Caroline Rey Salmon est pédiatre et médecin légiste, elle intervient dans le cadre de l’Unité Médico-Judiciaire de l’Hôtel-Dieu de Paris. Elle est chargée des autopsies d’enfants à l’Institut Médico-Légal et expert près la cour d’appel de Paris. Elle est l’auteur ou le co-auteur de nombreux ouvrages ou publications scientifiques de référence. Citons, à titre principal, « Maltraitance chez l’enfant », « L’enfant et l’adolescent à l’hôpital », « Maltraitance à enfants et adolescents », « Les adolescents face à la violence ».


La maltraitance

Un enfant sur 10 est victime de maltraitance. Malheureusement, ce chiffre est sûrement inférieur à la réalité car il y a peu de moyens de recensement.

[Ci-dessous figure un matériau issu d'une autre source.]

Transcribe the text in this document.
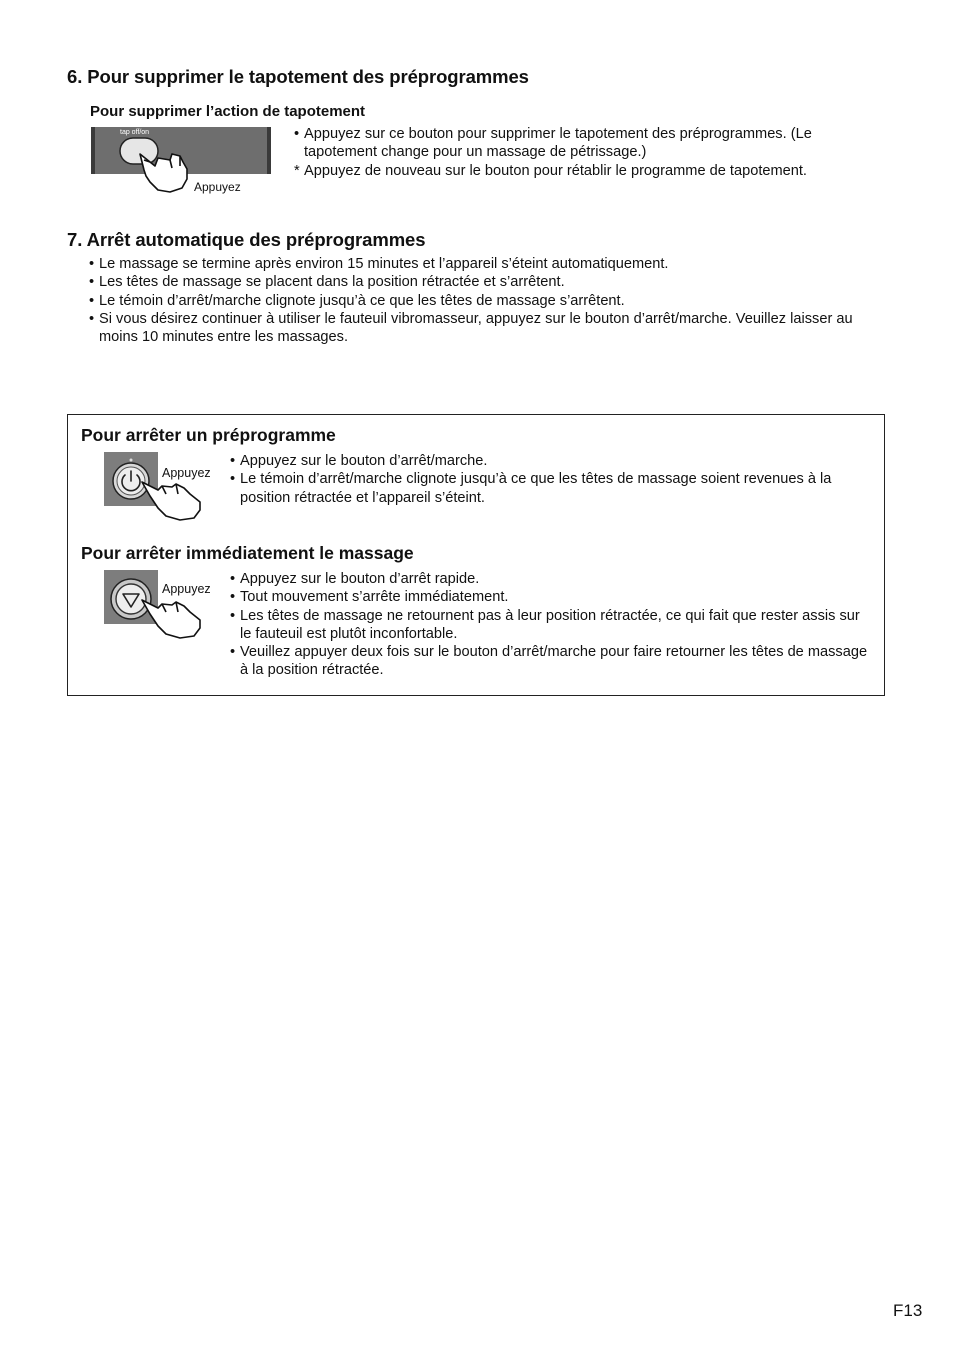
6. Pour supprimer le tapotement des préprogrammes
Pour supprimer l’action de tapotement
tap off/on
Appuyez
• Appuyez sur ce bouton pour supprimer le tapotement des préprogrammes. (Le tapotement change pour un massage de pétrissage.)
* Appuyez de nouveau sur le bouton pour rétablir le programme de tapotement.
7. Arrêt automatique des préprogrammes
• Le massage se termine après environ 15 minutes et l’appareil s’éteint automatiquement.
• Les têtes de massage se placent dans la position rétractée et s’arrêtent.
• Le témoin d’arrêt/marche clignote jusqu’à ce que les têtes de massage s’arrêtent.
• Si vous désirez continuer à utiliser le fauteuil vibromasseur, appuyez sur le bouton d’arrêt/marche. Veuillez laisser au moins 10 minutes entre les massages.
Pour arrêter un préprogramme
Appuyez
• Appuyez sur le bouton d’arrêt/marche.
• Le témoin d’arrêt/marche clignote jusqu’à ce que les têtes de massage soient revenues à la position rétractée et l’appareil s’éteint.
Pour arrêter immédiatement le massage
Appuyez
• Appuyez sur le bouton d’arrêt rapide.
• Tout mouvement s’arrête immédiatement.
• Les têtes de massage ne retournent pas à leur position rétractée, ce qui fait que rester assis sur le fauteuil est plutôt inconfortable.
• Veuillez appuyer deux fois sur le bouton d’arrêt/marche pour faire retourner les têtes de massage à la position rétractée.
F13
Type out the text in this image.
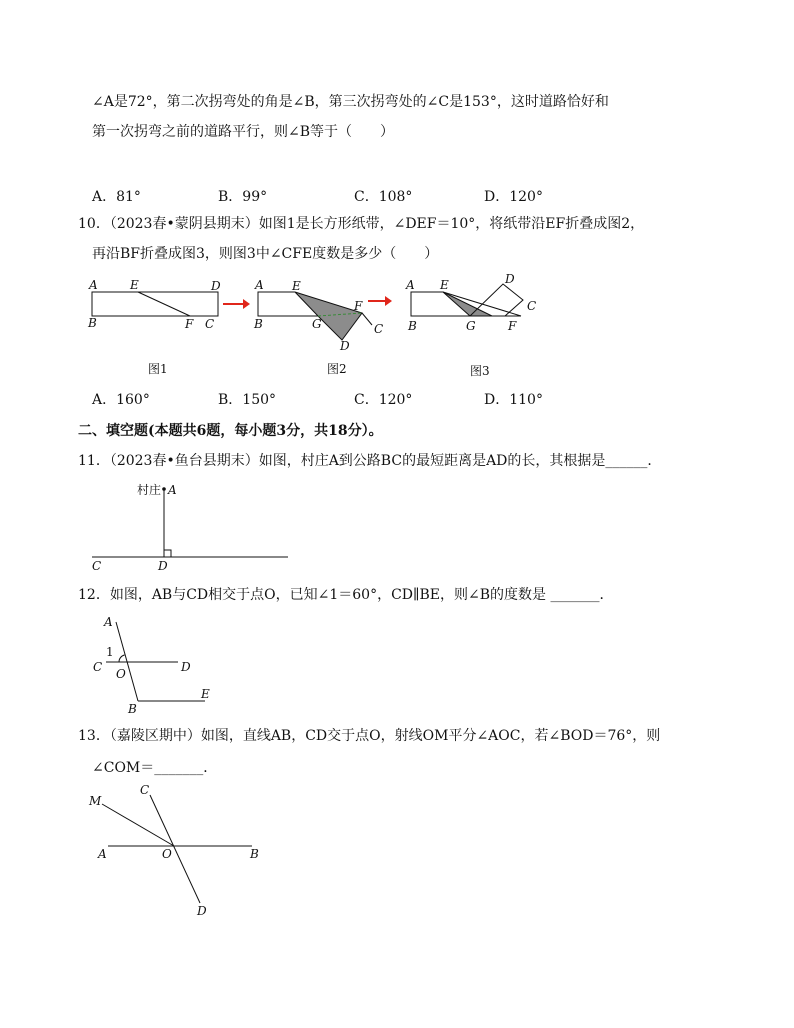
∠A是72°，第二次拐弯处的角是∠B，第三次拐弯处的∠C是153°，这时道路恰好和
第一次拐弯之前的道路平行，则∠B等于（　　）
A．81°	B．99°	C．108°	D．120°
10．（2023春•蒙阴县期末）如图1是长方形纸带，∠DEF＝10°，将纸带沿EF折叠成图2，
再沿BF折叠成图3，则图3中∠CFE度数是多少（　　）
A	E	D
B	F C
A E
F
B	G	C
D
A E	D
C
B	G	F
图1	图2	图3
A．160°	B．150°	C．120°	D．110°
二、填空题(本题共6题，每小题3分，共18分）。
11．（2023春•鱼台县期末）如图，村庄A到公路BC的最短距离是AD的长，其根据是______．
村庄 A
C	D
12．如图，AB与CD相交于点O，已知∠1＝60°，CD∥BE，则∠B的度数是 _______．
A
1
C O	D
E
B
13．（嘉陵区期中）如图，直线AB，CD交于点O，射线OM平分∠AOC，若∠BOD＝76°，则
∠COM＝_______．
C
M
A	O	B
D
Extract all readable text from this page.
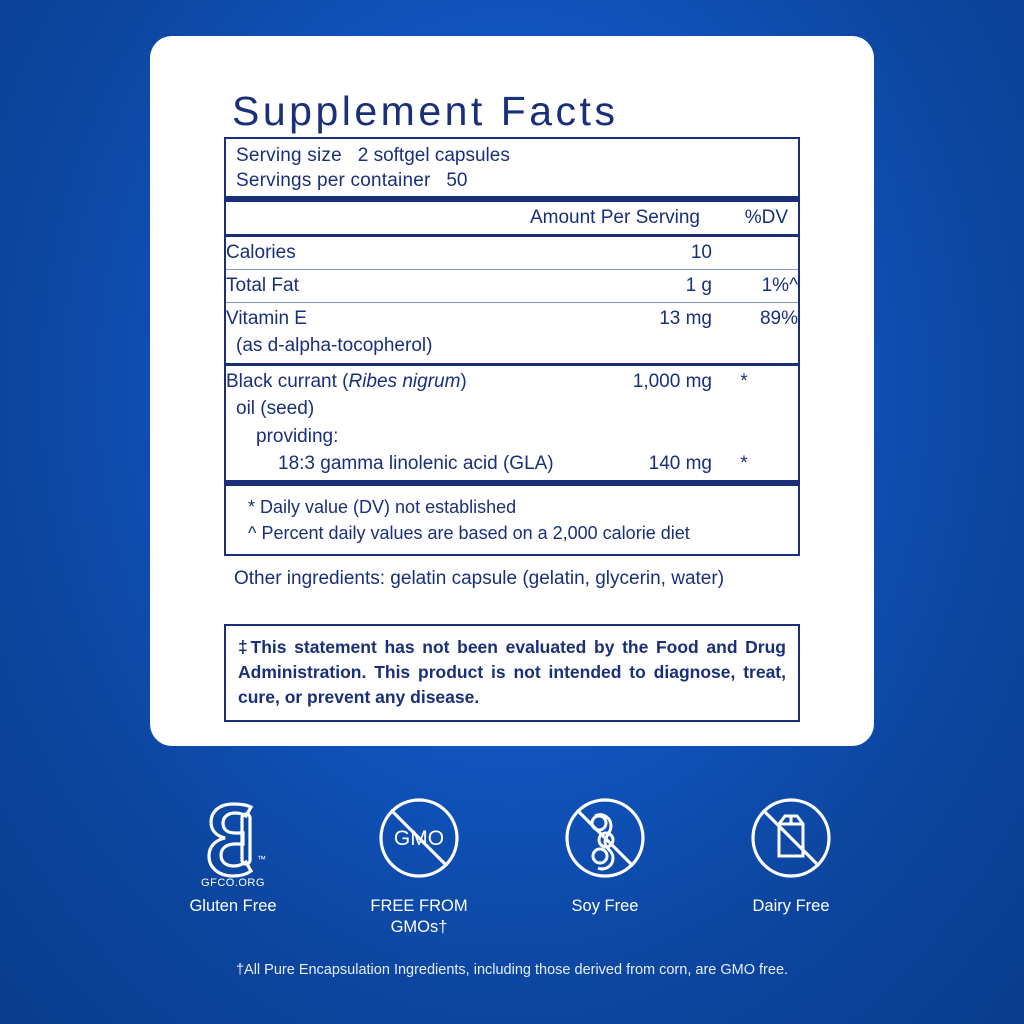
Supplement Facts
Serving size 2 softgel capsules
Servings per container 50
	Amount Per Serving	%DV
Calories	10	
Total Fat	1 g	1%^
Vitamin E	13 mg	89%
(as d-alpha-tocopherol)
Black currant (Ribes nigrum)	1,000 mg	*
oil (seed)
providing:
18:3 gamma linolenic acid (GLA)	140 mg	*
* Daily value (DV) not established
^ Percent daily values are based on a 2,000 calorie diet
Other ingredients: gelatin capsule (gelatin, glycerin, water)
‡This statement has not been evaluated by the Food and Drug Administration. This product is not intended to diagnose, treat, cure, or prevent any disease.
™
GFCO.ORG
Gluten Free
GMO
FREE FROM GMOs†
Soy Free	Dairy Free
†All Pure Encapsulation Ingredients, including those derived from corn, are GMO free.
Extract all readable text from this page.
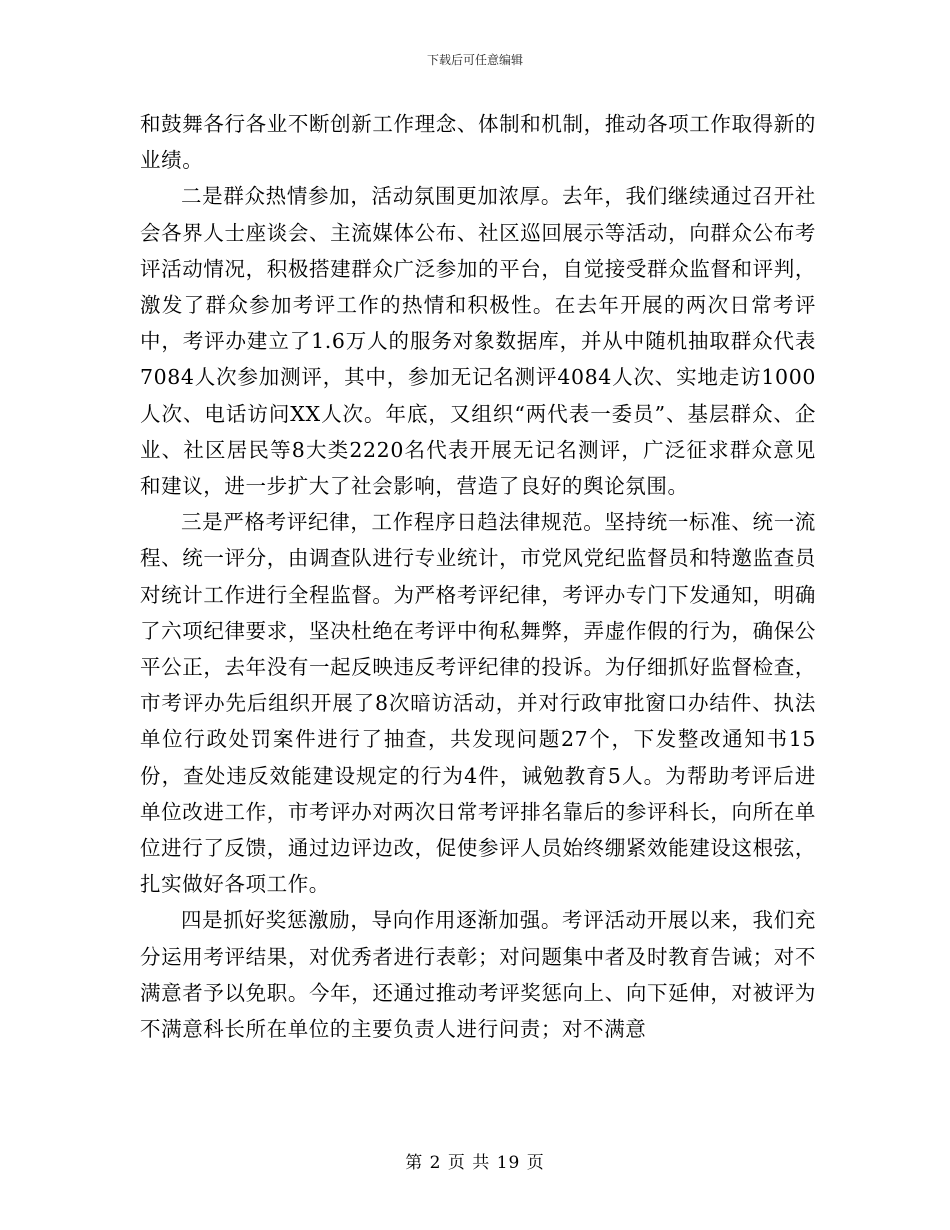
下载后可任意编辑

和鼓舞各行各业不断创新工作理念、体制和机制，推动各项工作取得新的业绩。

二是群众热情参加，活动氛围更加浓厚。去年，我们继续通过召开社会各界人士座谈会、主流媒体公布、社区巡回展示等活动，向群众公布考评活动情况，积极搭建群众广泛参加的平台，自觉接受群众监督和评判，激发了群众参加考评工作的热情和积极性。在去年开展的两次日常考评中，考评办建立了1.6万人的服务对象数据库，并从中随机抽取群众代表7084人次参加测评，其中，参加无记名测评4084人次、实地走访1000人次、电话访问XX人次。年底，又组织“两代表一委员”、基层群众、企业、社区居民等8大类2220名代表开展无记名测评，广泛征求群众意见和建议，进一步扩大了社会影响，营造了良好的舆论氛围。

三是严格考评纪律，工作程序日趋法律规范。坚持统一标准、统一流程、统一评分，由调查队进行专业统计，市党风党纪监督员和特邀监查员对统计工作进行全程监督。为严格考评纪律，考评办专门下发通知，明确了六项纪律要求，坚决杜绝在考评中徇私舞弊，弄虚作假的行为，确保公平公正，去年没有一起反映违反考评纪律的投诉。为仔细抓好监督检查，市考评办先后组织开展了8次暗访活动，并对行政审批窗口办结件、执法单位行政处罚案件进行了抽查，共发现问题27个，下发整改通知书15份，查处违反效能建设规定的行为4件，诫勉教育5人。为帮助考评后进单位改进工作，市考评办对两次日常考评排名靠后的参评科长，向所在单位进行了反馈，通过边评边改，促使参评人员始终绷紧效能建设这根弦，扎实做好各项工作。

四是抓好奖惩激励，导向作用逐渐加强。考评活动开展以来，我们充分运用考评结果，对优秀者进行表彰；对问题集中者及时教育告诫；对不满意者予以免职。今年，还通过推动考评奖惩向上、向下延伸，对被评为不满意科长所在单位的主要负责人进行问责；对不满意

第 2 页 共 19 页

Les enfants maltraités évoluent vers des troubles du comportement et de la personnalité.
Depuis 1946, l’OMS a définit la santé comme «un état de complet bien-être physique, mental et social, et ne consiste pas seulement en une absence de maladie ou d’infirmité».
C’est un réel enjeu avec les enfants et les adolescents.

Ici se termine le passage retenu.